Gemebondo invocar Cocito, e ’l giorno
Maladir che mi vide: or mi s’affaccia
Ombra di morte, e con le mani scarne,
Colle livide braccia il crine, il petto
Afferrami, distrignemi, e mi grida
«All’Averno, all’Averno». – Ah! sì, ti sieguo,
Ombra amata...
Ippodamia.
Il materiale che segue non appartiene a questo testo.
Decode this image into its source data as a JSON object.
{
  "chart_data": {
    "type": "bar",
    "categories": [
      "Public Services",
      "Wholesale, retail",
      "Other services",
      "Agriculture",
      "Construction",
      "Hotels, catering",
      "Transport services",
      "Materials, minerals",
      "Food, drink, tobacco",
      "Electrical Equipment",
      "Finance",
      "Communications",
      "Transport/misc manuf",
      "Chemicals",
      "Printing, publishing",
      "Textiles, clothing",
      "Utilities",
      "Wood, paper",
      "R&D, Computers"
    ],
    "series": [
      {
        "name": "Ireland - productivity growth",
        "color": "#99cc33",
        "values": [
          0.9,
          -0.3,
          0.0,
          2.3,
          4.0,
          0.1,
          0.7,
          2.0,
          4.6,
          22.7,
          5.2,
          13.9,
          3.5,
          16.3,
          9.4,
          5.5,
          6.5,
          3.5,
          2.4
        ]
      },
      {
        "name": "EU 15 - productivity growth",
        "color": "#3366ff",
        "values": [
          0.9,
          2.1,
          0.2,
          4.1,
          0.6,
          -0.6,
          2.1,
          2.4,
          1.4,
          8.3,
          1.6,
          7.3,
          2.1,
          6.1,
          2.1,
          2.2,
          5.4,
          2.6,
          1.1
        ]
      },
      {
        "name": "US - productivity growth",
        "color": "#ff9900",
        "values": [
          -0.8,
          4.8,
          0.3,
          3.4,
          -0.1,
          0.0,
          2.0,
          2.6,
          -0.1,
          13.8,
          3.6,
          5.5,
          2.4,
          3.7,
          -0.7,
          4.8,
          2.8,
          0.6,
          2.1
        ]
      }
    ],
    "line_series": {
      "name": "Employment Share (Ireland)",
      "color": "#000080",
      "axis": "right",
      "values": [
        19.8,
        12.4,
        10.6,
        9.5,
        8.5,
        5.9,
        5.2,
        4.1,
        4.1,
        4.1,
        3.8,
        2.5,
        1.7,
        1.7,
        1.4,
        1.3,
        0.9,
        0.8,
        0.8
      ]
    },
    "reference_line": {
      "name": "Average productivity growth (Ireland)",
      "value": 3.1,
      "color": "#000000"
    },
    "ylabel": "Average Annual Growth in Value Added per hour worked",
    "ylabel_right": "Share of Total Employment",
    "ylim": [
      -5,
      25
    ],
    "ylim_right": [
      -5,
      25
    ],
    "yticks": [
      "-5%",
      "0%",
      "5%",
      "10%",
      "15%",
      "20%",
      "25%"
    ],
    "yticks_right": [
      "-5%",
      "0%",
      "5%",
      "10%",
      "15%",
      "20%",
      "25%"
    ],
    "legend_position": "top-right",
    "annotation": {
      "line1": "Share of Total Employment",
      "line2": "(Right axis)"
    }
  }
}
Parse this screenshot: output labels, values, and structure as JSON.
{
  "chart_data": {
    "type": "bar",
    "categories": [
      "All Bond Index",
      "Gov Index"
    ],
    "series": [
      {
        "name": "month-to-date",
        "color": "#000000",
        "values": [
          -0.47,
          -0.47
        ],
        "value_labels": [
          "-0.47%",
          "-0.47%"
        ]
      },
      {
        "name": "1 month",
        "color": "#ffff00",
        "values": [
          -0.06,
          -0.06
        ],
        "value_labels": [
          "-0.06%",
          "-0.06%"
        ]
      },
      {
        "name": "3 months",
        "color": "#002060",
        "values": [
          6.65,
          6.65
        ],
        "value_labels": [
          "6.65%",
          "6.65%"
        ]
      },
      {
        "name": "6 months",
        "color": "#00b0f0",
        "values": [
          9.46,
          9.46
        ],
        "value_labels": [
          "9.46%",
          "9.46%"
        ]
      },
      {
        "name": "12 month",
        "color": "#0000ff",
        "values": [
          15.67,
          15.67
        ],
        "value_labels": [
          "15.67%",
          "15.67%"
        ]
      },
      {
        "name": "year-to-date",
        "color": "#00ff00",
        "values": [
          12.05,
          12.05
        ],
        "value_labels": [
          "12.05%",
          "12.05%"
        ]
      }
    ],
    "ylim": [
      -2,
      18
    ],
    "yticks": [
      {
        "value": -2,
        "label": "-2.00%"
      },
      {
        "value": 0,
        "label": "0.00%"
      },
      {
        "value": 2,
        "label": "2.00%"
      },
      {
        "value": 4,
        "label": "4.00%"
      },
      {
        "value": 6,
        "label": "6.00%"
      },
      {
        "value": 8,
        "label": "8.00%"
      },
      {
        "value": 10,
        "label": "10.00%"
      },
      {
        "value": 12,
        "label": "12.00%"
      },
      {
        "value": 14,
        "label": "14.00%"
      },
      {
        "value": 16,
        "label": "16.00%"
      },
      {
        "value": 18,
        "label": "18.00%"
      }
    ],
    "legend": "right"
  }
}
Che di’? come! tu l’ami
Ancor?
Erope. Io l’amo?... Io lui?... No: quando amai,
Sposa non era al re. Misera! Tace
Ogni dover, se si rïalza amore
Dentro ’l mio petto. – Or ben; odilo: l’amo;
Sì, l’amo; ah non l’amassi, o almen cotanto
Non l’abborrissi! chè s’io lo rammento,
L’odio d’Atreo spaventami. Lo scaccio
Da’ miei pensieri; ei la cagion di tutti
I miei disastri, ei fu: ei mi sorprese;
Ei vïolò di suo fratello il sacro
Talamo nuzïale... Ah! tutto, tutto
Io mi rimembro invano, e invan lo scaccio;
Ch’ei qual despota torna, e a’ primi ardori,
E ad altre colpe mi sospinge, ed io
Fra gli attentati ondeggio e fra i rimorsi.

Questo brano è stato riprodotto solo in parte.